Christopher E. Wilmer, Associate Professor at the University of Pittsburgh said:
“‘NFTs aren’t in a bubble any more than ‘cryptocurrency’ is a bubble. There will be manias and irrational exuberance, but cryptocurrency is clearly here to stay with us for the long term and NFTs probably are too.”
Wilmer went on to tell Bloomberg that it might not be “meaningful” to make such a comparison, given the early stage of the space.
Indeed, the slow-down follows an impressive start to the year for the NFT space. Last month, an NFT collection sale hosted by world-famous auction house Christie’s featuring work by crypto artist Beeple, saw the collection sell for over $69 million.
This marked the largest amount ever paid for an NFT collection to date. Moreover, several mainstream companies jumped on the NFT bandwagon, with the likes of Taco Bell and AP News both creating unique NFTs, which ended up selling for thousands of dollars.
Companies weren’t the only sector of society fueling the hype. A number of celebrities also entered the space. From rapper Snoop Dogg memorializing his journey as a rapper in NFT form, to Lil Pump, another rapper, launching a self-themed collection for his fanbase.
Even Elon Musk seemingly embraced the trend, creating a song about NFTs called “Song about NFTs” and releasing it in NFT form.
Is There Still a Future for the Space?
Nevertheless, the latest data show that whilst involvement in the space remains high, its money flow is beginning to slow down. As some in the crypto community are now warning, a long-overdue correction in the NFT market might be imminent.

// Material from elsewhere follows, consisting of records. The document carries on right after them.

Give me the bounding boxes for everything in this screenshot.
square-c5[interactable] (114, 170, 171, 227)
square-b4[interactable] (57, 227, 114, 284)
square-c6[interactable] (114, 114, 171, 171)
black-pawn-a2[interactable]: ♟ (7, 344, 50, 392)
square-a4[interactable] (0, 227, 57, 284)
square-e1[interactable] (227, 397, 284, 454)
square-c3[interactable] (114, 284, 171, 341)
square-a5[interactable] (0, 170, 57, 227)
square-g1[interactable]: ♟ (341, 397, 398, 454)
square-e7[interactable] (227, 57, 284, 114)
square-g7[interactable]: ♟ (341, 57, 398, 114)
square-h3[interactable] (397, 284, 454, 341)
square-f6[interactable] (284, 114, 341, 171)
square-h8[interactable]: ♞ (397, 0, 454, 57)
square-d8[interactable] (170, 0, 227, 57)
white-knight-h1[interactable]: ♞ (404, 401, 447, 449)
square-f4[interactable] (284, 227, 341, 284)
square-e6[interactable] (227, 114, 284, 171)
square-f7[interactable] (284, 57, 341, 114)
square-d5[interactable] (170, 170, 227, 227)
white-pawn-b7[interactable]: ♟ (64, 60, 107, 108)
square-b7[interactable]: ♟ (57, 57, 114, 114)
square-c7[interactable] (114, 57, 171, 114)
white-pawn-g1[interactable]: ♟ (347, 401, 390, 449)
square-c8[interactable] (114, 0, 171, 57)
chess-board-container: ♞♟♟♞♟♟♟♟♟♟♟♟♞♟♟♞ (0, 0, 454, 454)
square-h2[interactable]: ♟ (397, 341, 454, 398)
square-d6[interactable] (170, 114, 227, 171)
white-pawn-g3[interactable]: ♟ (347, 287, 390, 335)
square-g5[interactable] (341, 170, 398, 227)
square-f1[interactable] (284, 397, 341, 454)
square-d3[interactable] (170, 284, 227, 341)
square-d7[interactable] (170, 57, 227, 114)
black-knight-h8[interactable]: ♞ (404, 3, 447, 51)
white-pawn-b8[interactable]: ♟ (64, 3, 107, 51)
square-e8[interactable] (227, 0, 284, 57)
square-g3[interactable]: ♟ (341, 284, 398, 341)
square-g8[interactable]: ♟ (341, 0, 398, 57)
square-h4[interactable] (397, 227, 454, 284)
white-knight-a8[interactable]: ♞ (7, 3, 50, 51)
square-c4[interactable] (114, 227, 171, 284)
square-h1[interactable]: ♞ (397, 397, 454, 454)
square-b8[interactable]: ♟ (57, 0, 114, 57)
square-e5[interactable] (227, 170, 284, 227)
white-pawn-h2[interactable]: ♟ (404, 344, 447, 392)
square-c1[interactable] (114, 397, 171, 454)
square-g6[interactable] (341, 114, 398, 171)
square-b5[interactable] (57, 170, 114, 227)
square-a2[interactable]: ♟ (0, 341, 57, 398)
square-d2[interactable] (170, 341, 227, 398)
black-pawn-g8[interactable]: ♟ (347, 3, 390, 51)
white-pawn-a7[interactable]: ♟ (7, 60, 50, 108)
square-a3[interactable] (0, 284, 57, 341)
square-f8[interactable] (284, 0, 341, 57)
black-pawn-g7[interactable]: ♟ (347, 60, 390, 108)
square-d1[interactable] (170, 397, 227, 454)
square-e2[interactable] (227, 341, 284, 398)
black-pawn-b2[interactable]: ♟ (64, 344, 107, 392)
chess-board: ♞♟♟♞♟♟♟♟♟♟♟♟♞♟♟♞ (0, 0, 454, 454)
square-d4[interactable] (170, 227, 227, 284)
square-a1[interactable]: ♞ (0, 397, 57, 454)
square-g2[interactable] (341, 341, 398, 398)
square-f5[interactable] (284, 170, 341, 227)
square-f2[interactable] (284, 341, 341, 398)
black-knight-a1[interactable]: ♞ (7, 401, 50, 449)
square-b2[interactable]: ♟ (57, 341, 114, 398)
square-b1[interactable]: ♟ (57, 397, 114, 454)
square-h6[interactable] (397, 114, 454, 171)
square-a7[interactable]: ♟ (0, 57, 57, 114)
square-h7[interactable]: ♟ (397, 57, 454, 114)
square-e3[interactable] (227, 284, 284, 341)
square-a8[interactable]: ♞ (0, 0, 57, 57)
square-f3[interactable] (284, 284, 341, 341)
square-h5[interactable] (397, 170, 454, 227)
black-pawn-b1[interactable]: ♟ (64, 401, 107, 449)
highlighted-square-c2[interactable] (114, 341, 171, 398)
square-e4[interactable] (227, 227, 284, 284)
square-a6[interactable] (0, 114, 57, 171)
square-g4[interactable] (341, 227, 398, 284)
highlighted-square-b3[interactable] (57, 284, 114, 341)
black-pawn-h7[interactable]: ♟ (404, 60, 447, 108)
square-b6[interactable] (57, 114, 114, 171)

Moreover, the historical evidence supports a correction. 2017 saw a similar trend after the original mania-inducing Cryptokitties became so popular they caused severe congestion on the Ethereum (ETH) network.
Shortly afterwards, prices for the famed-kitties fell significantly, not recovering for several years.
However, this time, a number of innovative projects are seeking to capitalize on the success of the NFT space, using re-imagining NFTs as solutions for prevailing problems in decentralized finance and the wide crypto space.
BeInCrypto has reached out to company or individual involved in the story to get an official statement about the recent developments, but it has yet to hear back.